Agnes Grey is written arguably as a bildungsroman in many ways – it’s a reflective look of younger years from the perspective of an older person, and all from the personal pronoun “I”. Written as it was smack dab in the middle of Victorian times, it fits their style: extremely loquacious, sermonizing, ridiculously melodramatic. But despite these flaws, I still enjoyed the read and was sucked into both the plot, the numerous characters involved and the usual twisting strategies of what to do with Victorian daughters as they aged out of the school room.
Brontë proves to have a pretty good sense of humor sprinkled throughout the book, and easily describes the thought processes of a young adult in the throes of growing up. (Anne wrote this first novel when she was in her mid-twenties and it was based heavily on her own experiences as a governess just a few years before. It is easy to see some of this freshness of experience in how she relates the character’s own experience of working in wealthy families.)
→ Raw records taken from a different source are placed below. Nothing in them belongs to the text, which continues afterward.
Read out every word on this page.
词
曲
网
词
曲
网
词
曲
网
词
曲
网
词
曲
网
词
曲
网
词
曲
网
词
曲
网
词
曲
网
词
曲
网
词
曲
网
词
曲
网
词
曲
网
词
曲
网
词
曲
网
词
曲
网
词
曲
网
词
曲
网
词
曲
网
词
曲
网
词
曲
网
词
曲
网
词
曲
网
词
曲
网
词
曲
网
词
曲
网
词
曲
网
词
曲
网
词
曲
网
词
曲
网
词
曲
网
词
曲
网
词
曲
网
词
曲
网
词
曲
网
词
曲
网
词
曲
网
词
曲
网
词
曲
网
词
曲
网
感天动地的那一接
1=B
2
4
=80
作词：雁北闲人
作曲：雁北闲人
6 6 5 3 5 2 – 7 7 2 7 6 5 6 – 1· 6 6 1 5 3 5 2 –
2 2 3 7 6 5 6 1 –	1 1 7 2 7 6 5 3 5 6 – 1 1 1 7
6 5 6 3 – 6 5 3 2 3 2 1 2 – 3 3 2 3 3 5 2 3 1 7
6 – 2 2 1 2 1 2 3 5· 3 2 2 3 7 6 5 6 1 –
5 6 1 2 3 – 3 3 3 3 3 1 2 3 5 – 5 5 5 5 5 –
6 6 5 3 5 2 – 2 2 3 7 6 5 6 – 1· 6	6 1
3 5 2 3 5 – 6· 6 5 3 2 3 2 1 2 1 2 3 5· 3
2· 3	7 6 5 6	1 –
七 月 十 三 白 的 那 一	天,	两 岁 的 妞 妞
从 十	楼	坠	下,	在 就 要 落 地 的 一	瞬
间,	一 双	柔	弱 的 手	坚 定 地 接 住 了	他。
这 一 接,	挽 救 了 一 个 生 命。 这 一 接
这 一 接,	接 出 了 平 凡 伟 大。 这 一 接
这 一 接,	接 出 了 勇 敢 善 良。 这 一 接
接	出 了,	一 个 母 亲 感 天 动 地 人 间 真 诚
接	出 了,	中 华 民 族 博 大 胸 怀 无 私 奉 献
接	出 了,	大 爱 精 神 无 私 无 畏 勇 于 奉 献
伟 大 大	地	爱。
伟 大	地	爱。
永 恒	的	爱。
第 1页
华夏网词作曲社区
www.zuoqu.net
So, yes, Agnes Grey is wordy and verbose and heavy-handed. However, when you align the writing of the novel with the life experience of Anne and her sisters, it’s hard to argue that she could have written otherwise, really. They were all children of a poor Irish clergyman (originally called Brunty*) and lived out on the moors of Yorkshire getting home-schooled and being autodidactic. Anne got a couple of years at a boarding school, and then aged 19 (similar age to the governess in Agnes Grey, methinks), she went to work as a governess. If Agnes Grey is anything to go by, it seems that that experience wasn’t too happy overall.
Her parents were pretty reproductively active, and popped out a kid every year between 1815 and 1818, with a year off until another at 1820. This can’t have made life easy on a clergyman’s salary, plus imagine trying to wonder how to get all four of the girls married when the family is isolated out on the moors. (Plus the son wasn’t that great a help either, being an alcoholic womanizer for most of his life.) Their mum died in 1821, so her (the mother’s) sister moved in to help, but it doesn’t seem to have been too happy an arrangement for them all. (Nothing brutal is reported, but it doesn’t seem to have been done with love.)
In the summer of 1845, the Brontë sisters were at a loss for income – they had few to no options so, deciding to write under male pseudonyms (Charlotte/Currer Bell, Emily/Ellis Bell, and Anne/Acton Bell), they self-published their first collection of poems. Although not a success, the three sisters each went ahead and wrote a novel of their own: Emily (Wuthering Heights) and Anne (Agnes Grey) were both published whilst Charlotte’s first was rejected. (Her second, Jane Eyre, was of course more of a success.)
Anne’s feelings about authorship and gender are explained further here:
“I am satisfied that if a book is a good one, it is so whatever the sex of the author may be. All novels are or should be written for both men and women to read, and I am at a loss to conceive how a man should permit himself to write anything that would be really disgraceful to a woman, or why a woman should be censured for writing anything that would be proper and becoming for a man.”[
Despite the success of their writings, the Brontës as a family were not to continue in good health – brother Branwell abused alcohol and had an affair with the wife of an employer of both he and Anne, leading to unemployment for both of them. He died unexpectedly in 1848. Two of the girls died quite quickly after that of various ailments – Emily first, and then Anne.
It seems to have been rather a hard-knock life for the Brontë sisters (through no fault of their own), and I’m curious now to learn more about their family life and social history of the time…. (More for the TBR pile.)
Good read overall – it’s a shame this volume tends to be overlooked in favor of her older sisters’ writing. It’s perhaps not as strong as some of their books, but it’s a good old-fashioned read if that’s what you’re looking for.
*Her father changed his name from a very Irish one to the more Anglicized Brunty when he went to Cambridge University to study theology. His father had grown up in poverty and married a woman from a comfortable background to live a life of lower-middle class – perhaps. (Shades of Agnes Grey plot emerging again.)